E, se lhe coube frisar a tradição e a grandeza da Diocese, quem sabe se o seu nome não virá a figurar em letras de ouro nos anais da mesma ínclita e muito nobre grei viseense. É que a História sói construir-se com o pulso dos homens humildes nas palavras, mas grandes na ação. E aos homens grandes na ação não faltarão as palavras necessárias e mais adequadas para denunciar os males da sociedade e anunciar um mundo novo, talhado segundo o coração de Deus.
***
Passados quase catorze anos, não me arrependo do que então escrevi, pois, de um modo geral, a sua forma de apascentar os cordeiros e as ovelhas da grei viseense, foi mais além do que eu esperava. Nem sempre o acompanhei nas suas declarações, sobretudo no atinente à visão das instituições de apoio à 3.ª Idade. Todavia, tenho de reconhecer que foi um grande Pastor e abriu à diocese horizontes de profunda eclesialidade pondo em marcha a verdadeira sinodalidade que faz a subsistência duma Igreja peregrina, sendo o auge dessa caminhada o Sínodo Diocesano, que se tornou ponto de partida para uma reformulação da vivência da Igreja viseense (as conclusões, apresentadas em 2016 constituem “a base para os planos pastorais dos próximos 10 anos”). E deixou as estruturas diocesanas renovadas, nomeadamente a Casa Episcopal, a Cúria Diocesana, a livraria e o “Jornal da Beira”. Por outro lado, ficam no ouvido as declarações de abertura a novas realidades ministeriais na Igreja, como a ordenação presbiteral de homens casados e a ordenação diaconal e sacerdotal de mulheres, logo que tais questões estejam amadurecidas e a suprema autoridade eclesiástica o decidisse. No mesmo tom cordial e aberto, recebeu a Exortação Apostólica pós-sinodal Amoris Laetitia, sobre o matrimónio e a família. E não deixou de esgrimir a espada contra as injustiças sociais, a exploração e a corrupção.
Tem razão o Bispo de Viseu em apelar à união da igreja diocesana (clero, diáconos, consagrados e leigos) e a todas as pessoas de boa vontade para continuarem o “legado espiritual e pastoral” de Dom Ilídio Leandro, “um homem muito simples e muito humilde”, que viveu o seu sofrimento com muita fé e com muita discrição”.

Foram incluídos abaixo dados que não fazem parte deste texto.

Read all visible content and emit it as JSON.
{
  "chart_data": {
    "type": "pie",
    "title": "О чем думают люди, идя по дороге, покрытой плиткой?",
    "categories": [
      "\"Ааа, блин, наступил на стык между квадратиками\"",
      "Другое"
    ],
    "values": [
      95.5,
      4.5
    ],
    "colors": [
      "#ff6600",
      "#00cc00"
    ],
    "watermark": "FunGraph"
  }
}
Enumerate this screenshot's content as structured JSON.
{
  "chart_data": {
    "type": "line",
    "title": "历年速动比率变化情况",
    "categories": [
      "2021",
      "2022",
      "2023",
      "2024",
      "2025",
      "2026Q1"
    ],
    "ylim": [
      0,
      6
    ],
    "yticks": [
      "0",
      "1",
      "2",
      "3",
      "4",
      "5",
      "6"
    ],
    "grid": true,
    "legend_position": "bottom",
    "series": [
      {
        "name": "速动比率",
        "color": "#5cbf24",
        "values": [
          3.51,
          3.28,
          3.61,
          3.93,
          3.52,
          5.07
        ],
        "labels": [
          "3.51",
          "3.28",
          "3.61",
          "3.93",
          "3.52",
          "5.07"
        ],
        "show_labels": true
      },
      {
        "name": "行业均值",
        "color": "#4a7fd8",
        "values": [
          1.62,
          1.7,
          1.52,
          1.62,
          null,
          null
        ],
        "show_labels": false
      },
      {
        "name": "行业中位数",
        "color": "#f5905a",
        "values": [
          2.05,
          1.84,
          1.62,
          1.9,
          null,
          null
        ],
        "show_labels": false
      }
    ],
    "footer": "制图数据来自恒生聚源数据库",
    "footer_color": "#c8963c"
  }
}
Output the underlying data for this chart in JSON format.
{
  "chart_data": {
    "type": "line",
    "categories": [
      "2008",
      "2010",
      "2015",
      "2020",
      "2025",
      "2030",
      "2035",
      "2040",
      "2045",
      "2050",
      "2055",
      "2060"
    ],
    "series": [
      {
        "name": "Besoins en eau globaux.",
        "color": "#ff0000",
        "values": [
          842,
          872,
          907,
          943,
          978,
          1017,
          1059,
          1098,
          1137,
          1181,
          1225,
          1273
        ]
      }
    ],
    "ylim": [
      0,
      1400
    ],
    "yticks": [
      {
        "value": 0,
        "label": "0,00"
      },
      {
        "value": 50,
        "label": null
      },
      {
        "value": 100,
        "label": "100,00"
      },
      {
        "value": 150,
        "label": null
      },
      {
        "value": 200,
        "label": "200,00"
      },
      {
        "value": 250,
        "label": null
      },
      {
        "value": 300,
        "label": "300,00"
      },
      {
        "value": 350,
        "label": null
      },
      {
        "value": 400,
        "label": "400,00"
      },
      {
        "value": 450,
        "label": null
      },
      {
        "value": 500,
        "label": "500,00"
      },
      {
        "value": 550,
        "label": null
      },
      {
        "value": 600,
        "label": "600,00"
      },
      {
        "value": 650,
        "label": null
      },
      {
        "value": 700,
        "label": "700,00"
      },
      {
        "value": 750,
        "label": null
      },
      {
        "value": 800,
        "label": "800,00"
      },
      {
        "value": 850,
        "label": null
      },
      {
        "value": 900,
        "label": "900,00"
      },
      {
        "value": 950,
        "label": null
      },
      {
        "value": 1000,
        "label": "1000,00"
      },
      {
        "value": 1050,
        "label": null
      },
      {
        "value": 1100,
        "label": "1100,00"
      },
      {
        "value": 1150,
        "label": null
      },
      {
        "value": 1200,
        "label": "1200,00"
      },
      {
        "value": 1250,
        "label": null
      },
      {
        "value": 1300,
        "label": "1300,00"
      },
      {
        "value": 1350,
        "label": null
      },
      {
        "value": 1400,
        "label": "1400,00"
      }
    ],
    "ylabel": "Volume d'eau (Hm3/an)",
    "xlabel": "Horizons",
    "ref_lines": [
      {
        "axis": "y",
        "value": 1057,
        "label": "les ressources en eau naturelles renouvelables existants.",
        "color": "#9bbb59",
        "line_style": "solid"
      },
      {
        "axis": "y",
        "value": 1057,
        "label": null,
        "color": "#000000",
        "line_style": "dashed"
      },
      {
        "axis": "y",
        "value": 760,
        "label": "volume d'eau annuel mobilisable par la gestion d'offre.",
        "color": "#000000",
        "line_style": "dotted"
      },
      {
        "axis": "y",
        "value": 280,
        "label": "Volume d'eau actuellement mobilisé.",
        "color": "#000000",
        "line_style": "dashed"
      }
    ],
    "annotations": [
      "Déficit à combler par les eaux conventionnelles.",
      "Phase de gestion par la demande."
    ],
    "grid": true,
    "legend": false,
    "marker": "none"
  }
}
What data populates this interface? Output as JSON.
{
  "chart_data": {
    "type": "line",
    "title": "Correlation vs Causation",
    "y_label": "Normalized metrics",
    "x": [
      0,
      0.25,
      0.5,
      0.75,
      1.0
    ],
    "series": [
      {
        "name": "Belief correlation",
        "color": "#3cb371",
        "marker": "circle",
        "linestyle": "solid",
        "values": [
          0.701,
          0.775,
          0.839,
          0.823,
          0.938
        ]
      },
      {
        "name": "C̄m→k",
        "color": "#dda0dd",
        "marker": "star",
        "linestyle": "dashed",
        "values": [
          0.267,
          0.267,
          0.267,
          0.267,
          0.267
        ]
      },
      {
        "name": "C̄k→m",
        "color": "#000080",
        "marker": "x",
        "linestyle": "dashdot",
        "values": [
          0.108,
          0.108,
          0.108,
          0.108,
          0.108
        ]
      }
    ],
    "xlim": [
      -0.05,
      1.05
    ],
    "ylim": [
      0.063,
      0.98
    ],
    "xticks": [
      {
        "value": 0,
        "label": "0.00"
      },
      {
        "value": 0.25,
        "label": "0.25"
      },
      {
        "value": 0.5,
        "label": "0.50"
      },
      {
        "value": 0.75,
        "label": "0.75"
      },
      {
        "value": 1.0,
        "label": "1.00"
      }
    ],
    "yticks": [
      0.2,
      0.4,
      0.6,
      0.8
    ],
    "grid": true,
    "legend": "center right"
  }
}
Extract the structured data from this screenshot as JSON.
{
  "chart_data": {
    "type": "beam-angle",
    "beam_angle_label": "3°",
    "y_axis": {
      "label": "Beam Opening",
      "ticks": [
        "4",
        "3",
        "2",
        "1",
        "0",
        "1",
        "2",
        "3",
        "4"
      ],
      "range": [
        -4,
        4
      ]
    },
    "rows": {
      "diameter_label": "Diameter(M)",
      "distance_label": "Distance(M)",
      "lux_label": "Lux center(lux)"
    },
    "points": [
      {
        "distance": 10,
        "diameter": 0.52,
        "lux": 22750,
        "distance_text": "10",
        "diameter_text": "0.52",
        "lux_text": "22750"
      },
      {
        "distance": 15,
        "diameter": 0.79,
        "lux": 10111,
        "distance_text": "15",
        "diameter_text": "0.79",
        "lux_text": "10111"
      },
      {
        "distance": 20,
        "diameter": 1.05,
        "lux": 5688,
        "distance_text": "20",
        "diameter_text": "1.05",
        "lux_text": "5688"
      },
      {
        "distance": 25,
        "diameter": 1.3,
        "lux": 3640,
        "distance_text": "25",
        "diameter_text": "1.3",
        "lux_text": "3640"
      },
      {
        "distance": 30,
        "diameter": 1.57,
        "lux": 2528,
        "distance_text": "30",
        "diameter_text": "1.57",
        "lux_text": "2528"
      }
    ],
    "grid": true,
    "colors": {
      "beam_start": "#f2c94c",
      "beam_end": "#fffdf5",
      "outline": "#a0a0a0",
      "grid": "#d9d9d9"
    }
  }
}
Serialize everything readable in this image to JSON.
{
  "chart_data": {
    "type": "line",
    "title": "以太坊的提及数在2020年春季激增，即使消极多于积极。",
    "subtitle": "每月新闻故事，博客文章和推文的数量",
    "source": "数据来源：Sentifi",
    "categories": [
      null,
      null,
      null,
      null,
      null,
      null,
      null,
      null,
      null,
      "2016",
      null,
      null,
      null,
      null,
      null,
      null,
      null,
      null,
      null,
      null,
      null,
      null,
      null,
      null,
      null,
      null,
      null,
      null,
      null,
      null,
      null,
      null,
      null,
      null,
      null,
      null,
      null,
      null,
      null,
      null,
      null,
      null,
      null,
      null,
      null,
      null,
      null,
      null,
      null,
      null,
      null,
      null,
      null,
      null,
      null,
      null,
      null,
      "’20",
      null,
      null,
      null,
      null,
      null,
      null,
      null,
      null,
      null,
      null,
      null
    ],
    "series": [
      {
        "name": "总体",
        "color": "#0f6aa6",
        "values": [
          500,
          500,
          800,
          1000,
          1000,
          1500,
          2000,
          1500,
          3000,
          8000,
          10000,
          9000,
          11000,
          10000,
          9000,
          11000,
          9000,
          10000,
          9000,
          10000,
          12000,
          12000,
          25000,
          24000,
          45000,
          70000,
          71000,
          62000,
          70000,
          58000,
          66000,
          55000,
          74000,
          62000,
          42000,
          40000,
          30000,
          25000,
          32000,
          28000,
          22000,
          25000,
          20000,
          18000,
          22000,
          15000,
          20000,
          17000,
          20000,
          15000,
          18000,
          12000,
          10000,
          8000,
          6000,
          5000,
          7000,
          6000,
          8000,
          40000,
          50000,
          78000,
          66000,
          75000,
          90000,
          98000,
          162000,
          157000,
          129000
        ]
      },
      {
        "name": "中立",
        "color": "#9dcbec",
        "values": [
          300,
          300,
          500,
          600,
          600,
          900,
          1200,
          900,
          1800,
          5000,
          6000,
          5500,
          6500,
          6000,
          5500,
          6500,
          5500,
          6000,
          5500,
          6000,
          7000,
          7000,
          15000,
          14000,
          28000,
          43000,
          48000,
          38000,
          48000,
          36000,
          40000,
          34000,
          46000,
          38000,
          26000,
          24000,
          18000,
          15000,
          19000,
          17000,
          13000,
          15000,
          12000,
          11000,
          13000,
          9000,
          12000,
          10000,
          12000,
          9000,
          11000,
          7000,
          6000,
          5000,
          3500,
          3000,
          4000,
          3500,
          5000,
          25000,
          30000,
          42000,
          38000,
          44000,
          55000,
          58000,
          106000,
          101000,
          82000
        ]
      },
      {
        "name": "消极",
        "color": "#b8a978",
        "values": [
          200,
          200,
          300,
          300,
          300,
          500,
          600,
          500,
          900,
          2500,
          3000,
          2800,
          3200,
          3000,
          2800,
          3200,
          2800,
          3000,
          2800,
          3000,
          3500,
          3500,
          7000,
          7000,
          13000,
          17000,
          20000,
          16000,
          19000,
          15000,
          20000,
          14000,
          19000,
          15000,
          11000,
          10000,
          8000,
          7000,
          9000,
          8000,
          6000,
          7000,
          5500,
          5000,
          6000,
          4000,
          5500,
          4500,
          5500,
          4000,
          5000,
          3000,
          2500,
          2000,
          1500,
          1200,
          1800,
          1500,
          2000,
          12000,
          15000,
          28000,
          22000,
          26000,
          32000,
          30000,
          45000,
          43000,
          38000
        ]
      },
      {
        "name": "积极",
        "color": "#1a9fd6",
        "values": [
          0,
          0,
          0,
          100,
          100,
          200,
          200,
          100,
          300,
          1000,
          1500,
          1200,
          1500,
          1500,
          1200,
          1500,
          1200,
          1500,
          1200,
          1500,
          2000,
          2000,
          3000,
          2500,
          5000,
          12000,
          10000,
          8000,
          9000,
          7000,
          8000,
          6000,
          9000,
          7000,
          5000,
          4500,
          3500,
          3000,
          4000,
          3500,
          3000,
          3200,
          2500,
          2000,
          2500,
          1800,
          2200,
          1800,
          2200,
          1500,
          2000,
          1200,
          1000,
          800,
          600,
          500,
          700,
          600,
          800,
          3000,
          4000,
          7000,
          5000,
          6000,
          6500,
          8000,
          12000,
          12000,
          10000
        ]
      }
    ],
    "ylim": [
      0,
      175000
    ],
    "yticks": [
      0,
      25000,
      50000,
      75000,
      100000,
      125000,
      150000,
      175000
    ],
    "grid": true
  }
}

Dom António Luciano revela que “na hora da sua morte estava junto dele a rezar”, pois Dom Ilídio partilhava com ele a circunstância de ter “começado a Quaresma mais cedo”, prevendo também a celebração da Páscoa “mais cedo”. Afirma que o Bispo emérito marcou a diocese “não só pelo trabalho que desenvolveu em várias frentes”, mas também porque “foi um homem  que passou pela vida de muita gente” e “viveu a esperança, que procurou mostrar até ao último momento da sua vida”. E recorda o trabalho de Dom Ilídio “no seminário, nas paróquias, como professor de teologia moral, responsável a nível nacional da Pastoral Juvenil, pároco, diretor espiritual, assistente de muitos movimentos”, que tinha na juventude e na família duas prioridades para a sua ação, prioridades que o seu sucessor também assume.
Enfim, era o Pastor do terreno e menos de gabinete, acolhedor e afável – digo eu.